M. Patrick Lussi (UDC). C'est en ma qualité de président actuel de la commission judiciaire et de la police que je m'exprime. Mesdames et Messieurs, ne nous trompons pas de débat, n'ayons pas une discussion d'avance ou de retard. Le Conseil d'Etat nous a présenté deux projets de lois visant à définir exactement ce que sera le Conseil supérieur de la magistrature selon les dispositions constitutionnelles qui ont été votées - même si je n'étais pas d'accord.
D'ici que nos travaux se terminent - et au vu de notre rythme et des discussions qui risquent de durer quelque temps, ce n'est pas demain la veille - il nous est demandé d'accepter cette mesure transitoire pour que le Conseil supérieur de la magistrature actuel puisse continuer de fonctionner. Mesdames et Messieurs, nous sommes tous pour un fonctionnement fluide et optimal de nos institutions, ne commençons pas avec des chicaneries politiques alors que, ce soir, le but est simplement de voter ce qui existe déjà actuellement en accordant une prolongation jusqu'à ce que la nouvelle loi soit votée. Le groupe UDC vous demande d'accepter sans autre ce projet de loi. Je vous remercie.
M. Murat Julian Alder (PLR). Ce sera simplement pour vous dire quelque chose que peu de députés au sein du Grand Conseil genevois pourront dire durant cette législature, à savoir que M. Cyril Mizrahi a raison ! (Rires.) Si nous voulons que le Conseil supérieur de la magistrature fonctionne, il faut absolument voter en faveur de ce projet de loi.
Quant à M. le député François Baertschi, qui faisait l'éloge du respect des institutions, je me demande juste si le fait de traiter de dictateur le procureur général, qui est le plus important magistrat du pouvoir judiciaire du point de vue protocolaire, relève réellement du respect des institutions. Poser la question, c'est y répondre, Monsieur le président.
M. Vincent Maitre (PDC). Je ne peux m'empêcher de répondre aux propos de M. Baertschi et l'invite à une réflexion quant à l'initiative que le MCG s'apprête à déposer s'agissant du fonctionnement des institutions judiciaires. Le système que nous connaissons actuellement est de loin - de très loin, même - le moins mauvais; il n'est certes pas parfait mais c'est le moins mauvais en comparaison avec d'autres, en particulier en Europe. Si vous souhaitez un système de cooptation des magistrats à la française, eh bien je vous confirme que c'est bien plus néfaste que ce que nous connaissons ici.

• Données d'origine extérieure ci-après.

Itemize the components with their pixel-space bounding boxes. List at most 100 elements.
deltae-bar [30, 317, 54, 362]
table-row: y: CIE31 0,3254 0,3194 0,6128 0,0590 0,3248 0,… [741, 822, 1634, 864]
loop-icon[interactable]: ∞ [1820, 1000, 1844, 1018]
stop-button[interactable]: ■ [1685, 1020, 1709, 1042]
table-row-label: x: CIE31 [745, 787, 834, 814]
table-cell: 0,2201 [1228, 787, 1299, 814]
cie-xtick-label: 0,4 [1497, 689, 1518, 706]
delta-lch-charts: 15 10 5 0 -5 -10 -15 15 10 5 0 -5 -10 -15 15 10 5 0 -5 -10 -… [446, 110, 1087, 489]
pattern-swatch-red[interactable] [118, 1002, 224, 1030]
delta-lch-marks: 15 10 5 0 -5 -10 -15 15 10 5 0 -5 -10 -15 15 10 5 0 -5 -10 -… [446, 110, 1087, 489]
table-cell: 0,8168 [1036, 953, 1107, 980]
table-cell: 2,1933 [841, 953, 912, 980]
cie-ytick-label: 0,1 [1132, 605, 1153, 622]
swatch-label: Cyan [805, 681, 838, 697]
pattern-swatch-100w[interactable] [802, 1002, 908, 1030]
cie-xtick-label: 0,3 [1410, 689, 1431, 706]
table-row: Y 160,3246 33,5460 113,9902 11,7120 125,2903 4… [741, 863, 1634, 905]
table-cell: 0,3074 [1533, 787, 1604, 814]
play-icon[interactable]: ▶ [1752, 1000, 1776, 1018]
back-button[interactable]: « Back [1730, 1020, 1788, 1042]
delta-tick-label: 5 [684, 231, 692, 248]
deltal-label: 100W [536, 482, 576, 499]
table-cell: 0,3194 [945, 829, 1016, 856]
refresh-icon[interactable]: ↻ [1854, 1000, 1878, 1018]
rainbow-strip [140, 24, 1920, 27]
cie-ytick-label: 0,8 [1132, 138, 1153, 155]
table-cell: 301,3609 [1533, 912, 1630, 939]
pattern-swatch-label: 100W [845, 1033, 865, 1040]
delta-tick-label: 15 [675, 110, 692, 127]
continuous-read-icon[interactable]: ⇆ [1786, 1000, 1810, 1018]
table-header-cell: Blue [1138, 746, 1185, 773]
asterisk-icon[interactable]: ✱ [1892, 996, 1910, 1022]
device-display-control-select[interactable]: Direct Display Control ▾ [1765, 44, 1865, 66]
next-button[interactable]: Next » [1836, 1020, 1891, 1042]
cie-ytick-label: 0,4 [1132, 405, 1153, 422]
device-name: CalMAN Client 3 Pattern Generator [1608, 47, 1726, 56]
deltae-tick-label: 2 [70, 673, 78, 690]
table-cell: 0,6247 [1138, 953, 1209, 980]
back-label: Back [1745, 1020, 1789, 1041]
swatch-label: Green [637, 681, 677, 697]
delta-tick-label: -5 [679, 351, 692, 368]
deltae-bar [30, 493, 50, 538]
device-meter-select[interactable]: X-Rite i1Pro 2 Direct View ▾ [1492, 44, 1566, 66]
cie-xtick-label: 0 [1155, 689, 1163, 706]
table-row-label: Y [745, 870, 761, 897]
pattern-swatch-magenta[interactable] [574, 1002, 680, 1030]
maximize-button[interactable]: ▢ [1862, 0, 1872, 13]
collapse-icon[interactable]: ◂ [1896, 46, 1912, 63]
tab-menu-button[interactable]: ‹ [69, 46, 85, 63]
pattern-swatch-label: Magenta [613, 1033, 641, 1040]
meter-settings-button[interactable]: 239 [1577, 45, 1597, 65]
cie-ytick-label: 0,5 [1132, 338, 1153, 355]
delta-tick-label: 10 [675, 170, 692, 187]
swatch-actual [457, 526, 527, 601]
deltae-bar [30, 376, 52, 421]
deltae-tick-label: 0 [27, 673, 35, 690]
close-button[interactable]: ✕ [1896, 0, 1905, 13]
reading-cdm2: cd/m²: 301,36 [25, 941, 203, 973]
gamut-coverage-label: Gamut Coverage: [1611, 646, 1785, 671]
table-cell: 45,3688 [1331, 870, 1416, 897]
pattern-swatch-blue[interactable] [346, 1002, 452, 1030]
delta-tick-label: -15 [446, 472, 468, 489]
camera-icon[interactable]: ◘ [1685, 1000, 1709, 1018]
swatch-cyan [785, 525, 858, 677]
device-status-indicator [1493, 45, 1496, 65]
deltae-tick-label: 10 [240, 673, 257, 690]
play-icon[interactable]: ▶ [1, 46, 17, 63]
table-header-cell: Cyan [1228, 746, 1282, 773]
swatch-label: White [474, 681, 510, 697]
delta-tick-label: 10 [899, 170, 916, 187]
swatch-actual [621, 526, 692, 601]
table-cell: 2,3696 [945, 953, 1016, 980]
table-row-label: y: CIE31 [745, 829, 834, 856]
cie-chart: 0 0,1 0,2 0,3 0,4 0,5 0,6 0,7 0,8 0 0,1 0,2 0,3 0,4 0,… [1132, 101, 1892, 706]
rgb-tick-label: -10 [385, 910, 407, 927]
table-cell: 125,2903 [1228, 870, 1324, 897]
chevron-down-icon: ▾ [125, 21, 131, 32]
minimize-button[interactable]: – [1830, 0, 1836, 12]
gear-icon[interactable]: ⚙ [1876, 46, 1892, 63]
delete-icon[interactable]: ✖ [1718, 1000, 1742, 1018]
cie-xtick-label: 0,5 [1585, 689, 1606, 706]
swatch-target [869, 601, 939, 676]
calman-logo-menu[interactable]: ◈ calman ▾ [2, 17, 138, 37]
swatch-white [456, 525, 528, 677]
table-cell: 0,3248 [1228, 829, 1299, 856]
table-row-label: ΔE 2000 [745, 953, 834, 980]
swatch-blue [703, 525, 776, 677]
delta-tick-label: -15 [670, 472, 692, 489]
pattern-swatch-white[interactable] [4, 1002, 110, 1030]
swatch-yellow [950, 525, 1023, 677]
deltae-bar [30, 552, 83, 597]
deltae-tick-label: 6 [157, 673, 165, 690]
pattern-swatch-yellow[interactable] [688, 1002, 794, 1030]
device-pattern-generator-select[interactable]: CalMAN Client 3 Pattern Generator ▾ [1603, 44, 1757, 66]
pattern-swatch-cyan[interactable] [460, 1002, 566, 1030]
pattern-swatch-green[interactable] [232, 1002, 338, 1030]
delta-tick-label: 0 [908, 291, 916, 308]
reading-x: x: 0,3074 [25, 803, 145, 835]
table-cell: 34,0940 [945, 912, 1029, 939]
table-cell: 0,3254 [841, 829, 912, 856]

En effet, le premier magistrat de France est élu ou plutôt désigné par le président de la République et coopte lui-même tous les juges de France autour de lui - je vous laisse imaginer ce que ça peut impliquer en termes de représentation politique au sein du pouvoir judiciaire, c'est évidemment catastrophique.
Le système que nous connaissons est évidemment le moins mauvais, même si nous pouvons effectivement discuter du pouvoir attribué au procureur général, qui est de rang constitutionnel; discutons-en une fois si vous le voulez, il n'empêche que le procureur général, que cela vous plaise ou non, est élu par le peuple comme tous les juges du pouvoir judiciaire d'ailleurs. Et pour revenir au respect des institutions judiciaires, commencez peut-être, Monsieur Baertschi et vos dix-huit autres collègues du MCG, par prendre part à la prestation de serment des membres du pouvoir judiciaire plutôt que de boycotter cette institution, qui est le troisième pouvoir de la république ! Voilà, je vous remercie. (Quelques applaudissements.)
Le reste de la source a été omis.